AQUILEGIAS – Their ethereal beauty and delicacy

The genus Aquilegia, commonly called columbines or granny bonnets, are the epitome of a classic cottage plant. Recently they have seen a huge resurgence in both their popularity and cultivation and very deservedly so.
Aquilegias are the dearest and daintiest of perennials. Their flowers possess an exquisite and ethereal delicacy in design, stunning in both their endearing simplicity and complexity. Their flowers are funnel shaped with prominent spurs on each of the five petals. With modern hybrids the flowers can be double petalled or even more intricate in further petalled formations. They can exhibit a kaleidoscope of colours, with combinations of pink, blue, violet, red, purple to near black, through to white, cream, yellow and orange. To add even further to their beauty is their accompanying stunning green/grey fern like lacy foliage, reminiscent of maiden hair ferns.

And yes, again with aquilegias, I have yet another nil, nought, zero success rate in growing them. They will thrive and prosper for nearly a full season, and then it’s a sad farewell, they simply pass away and perish in a puff of smoke. Thus, I am so totally envious of those gardeners who have such easy and comfortable success in growing them.

In the New England region of NSW there are two large and expansive established country gardens, for which over a decade which I have been privileged to work and care for. Both demonstrate, with near perfection, a true beauty in their own unique and individual design and choice of plantings. They are Auchinlea and Heatherbrae. Visit them when you can.
In this instance their commonality is they each possess very happy, huge, long, deep and wide naturalised swathes of aquilegias. There are hundreds, even thousands of them and they are not going anywhere. What I cannot get is, they reside in the poorest of soils, rarely watered, never fertilised, with only an annual cutback if they are lucky. In both gardens, they reside under the protection of large aged deciduous trees. That is, they enjoy full sun in winter and good protective shade in summer. They successfully share space with other permanent perennials such as hellebores, heucheras, polyanthus and Japanese anenomes.
The only probable reason for the aquilegias’ easy proliferation is they receive a good thick rich blanket of mulch from the falling autumn leaves supplied from the large expansive canopies of the mature deciduous trees above.

History
The name originates from the Latin ‘aquilegium’ (water gatherer) because dew drops are caught by the leaves. They have been cultivated in European gardens since the Middle Ages. They originate from the mountains of central Europe, North America and Asia.
You may notice in your pursuit of purchasing aquilegias the predominance of Barlow in the names of the varieties, for example ‘Barlow Black’ and ‘Barlow Rose’. Barlow was the granddaughter of the naturalist and evolutionist Charles Darwin. She dedicated her life to the cultivation and creation of new aquilegia hybrids, which still remain popular today. Please note, I cannot quite remember, all those long years ago, where I read this little tit bit of information. I have repeated this story so very often and to so many people, that it has in my own mind become a true fact. However, if it is indeed false, well it’s a nice little story anyway.

Cultivation
Please bear in mind that aquilegias grow wild in the hills, mountains and woodlands from cool regions around the world. So, for us gardeners the more closely their natural conditions are reproduced the better they will grow. To get new plants initially established, plant them in a good quality compost dressed very generously with Seamungus, a pelletised seaweed and fish product, water often until established, and again when the summer heat arrives. Remember full sun in winter and near full shade in summer, dressed with a good quality compost.

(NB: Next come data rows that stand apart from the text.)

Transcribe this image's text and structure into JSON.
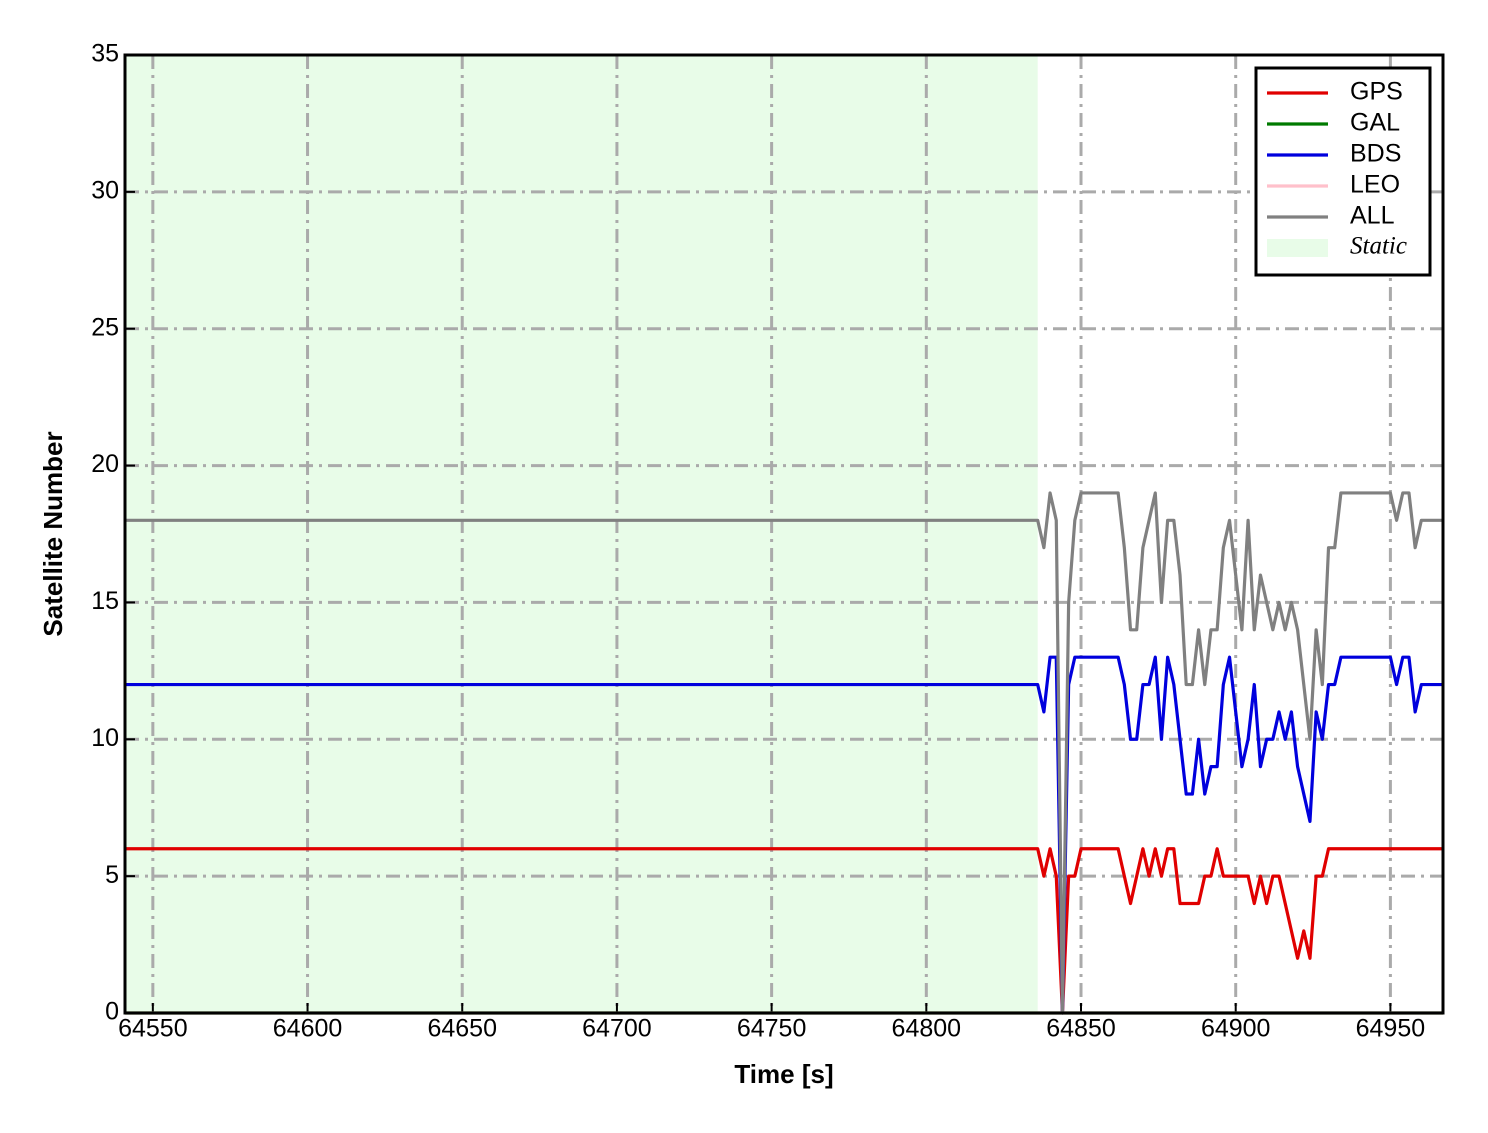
{
  "chart_data": {
    "type": "line",
    "xlabel": "Time [s]",
    "ylabel": "Satellite Number",
    "x": [
      64541,
      64836,
      64838,
      64840,
      64842,
      64844,
      64846,
      64848,
      64850,
      64852,
      64854,
      64856,
      64858,
      64860,
      64862,
      64864,
      64866,
      64868,
      64870,
      64872,
      64874,
      64876,
      64878,
      64880,
      64882,
      64884,
      64886,
      64888,
      64890,
      64892,
      64894,
      64896,
      64898,
      64900,
      64902,
      64904,
      64906,
      64908,
      64910,
      64912,
      64914,
      64916,
      64918,
      64920,
      64922,
      64924,
      64926,
      64928,
      64930,
      64932,
      64934,
      64936,
      64938,
      64940,
      64942,
      64944,
      64946,
      64948,
      64950,
      64952,
      64954,
      64956,
      64958,
      64960,
      64962,
      64964,
      64966,
      64967
    ],
    "series": [
      {
        "name": "GPS",
        "color": "#e00000",
        "values": [
          6,
          6,
          5,
          6,
          5,
          0,
          5,
          5,
          6,
          6,
          6,
          6,
          6,
          6,
          6,
          5,
          4,
          5,
          6,
          5,
          6,
          5,
          6,
          6,
          4,
          4,
          4,
          4,
          5,
          5,
          6,
          5,
          5,
          5,
          5,
          5,
          4,
          5,
          4,
          5,
          5,
          4,
          3,
          2,
          3,
          2,
          5,
          5,
          6,
          6,
          6,
          6,
          6,
          6,
          6,
          6,
          6,
          6,
          6,
          6,
          6,
          6,
          6,
          6,
          6,
          6,
          6,
          6
        ]
      },
      {
        "name": "GAL",
        "color": "#007a00",
        "values": [
          0,
          0,
          0,
          0,
          0,
          0,
          0,
          0,
          0,
          0,
          0,
          0,
          0,
          0,
          0,
          0,
          0,
          0,
          0,
          0,
          0,
          0,
          0,
          0,
          0,
          0,
          0,
          0,
          0,
          0,
          0,
          0,
          0,
          0,
          0,
          0,
          0,
          0,
          0,
          0,
          0,
          0,
          0,
          0,
          0,
          0,
          0,
          0,
          0,
          0,
          0,
          0,
          0,
          0,
          0,
          0,
          0,
          0,
          0,
          0,
          0,
          0,
          0,
          0,
          0,
          0,
          0,
          0
        ]
      },
      {
        "name": "BDS",
        "color": "#0000dd",
        "values": [
          12,
          12,
          11,
          13,
          13,
          0,
          12,
          13,
          13,
          13,
          13,
          13,
          13,
          13,
          13,
          12,
          10,
          10,
          12,
          12,
          13,
          10,
          13,
          12,
          10,
          8,
          8,
          10,
          8,
          9,
          9,
          12,
          13,
          11,
          9,
          10,
          12,
          9,
          10,
          10,
          11,
          10,
          11,
          9,
          8,
          7,
          11,
          10,
          12,
          12,
          13,
          13,
          13,
          13,
          13,
          13,
          13,
          13,
          13,
          12,
          13,
          13,
          11,
          12,
          12,
          12,
          12,
          12
        ]
      },
      {
        "name": "LEO",
        "color": "#ffc0cb",
        "values": [
          0,
          0,
          0,
          0,
          0,
          0,
          0,
          0,
          0,
          0,
          0,
          0,
          0,
          0,
          0,
          0,
          0,
          0,
          0,
          0,
          0,
          0,
          0,
          0,
          0,
          0,
          0,
          0,
          0,
          0,
          0,
          0,
          0,
          0,
          0,
          0,
          0,
          0,
          0,
          0,
          0,
          0,
          0,
          0,
          0,
          0,
          0,
          0,
          0,
          0,
          0,
          0,
          0,
          0,
          0,
          0,
          0,
          0,
          0,
          0,
          0,
          0,
          0,
          0,
          0,
          0,
          0,
          0
        ]
      },
      {
        "name": "ALL",
        "color": "#808080",
        "values": [
          18,
          18,
          17,
          19,
          18,
          0,
          15,
          18,
          19,
          19,
          19,
          19,
          19,
          19,
          19,
          17,
          14,
          14,
          17,
          18,
          19,
          15,
          18,
          18,
          16,
          12,
          12,
          14,
          12,
          14,
          14,
          17,
          18,
          16,
          14,
          18,
          14,
          16,
          15,
          14,
          15,
          14,
          15,
          14,
          12,
          10,
          14,
          12,
          17,
          17,
          19,
          19,
          19,
          19,
          19,
          19,
          19,
          19,
          19,
          18,
          19,
          19,
          17,
          18,
          18,
          18,
          18,
          18
        ]
      }
    ],
    "static_span": {
      "label": "Static",
      "range": [
        64541,
        64836
      ],
      "color": "#e8fce8"
    },
    "xlim": [
      64541,
      64967
    ],
    "xticks": [
      64550,
      64600,
      64650,
      64700,
      64750,
      64800,
      64850,
      64900,
      64950
    ],
    "ylim": [
      0,
      35
    ],
    "yticks": [
      0,
      5,
      10,
      15,
      20,
      25,
      30,
      35
    ],
    "grid": true,
    "legend": "upper right"
  }
}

Valuable lessons can also be learnt from the two before mentioned gardens. It is the annual, enriching and slowly decaying and composting mulch of autumn leaves, which must provide the answers to their successful cultivation.
If the conditions are right, who knows, it may well be the adoption of an attitude of just walk away and leave them well alone, and that is the key to their future longevity and prosperity.

Propagation
Sow seeds in autumn and buy punnets or small pots in autumn through to spring. If you have established plants you can dig them up and divide the roots in winter. You can also buy them dormant, with reasonably well established root systems in bulb packs similar to that of daffodils, in late winter.
Regardless of my past dismal efforts in cultivating Aquilegias, I do not want other gardeners to decide they are just too difficult to grow. The proof of evidence is loud and clear in their easy happiness and proliferation in the before mentioned gardens. One day I will get it right, and I dearly hope that the day will arrive very soon, as in tomorrow, maybe.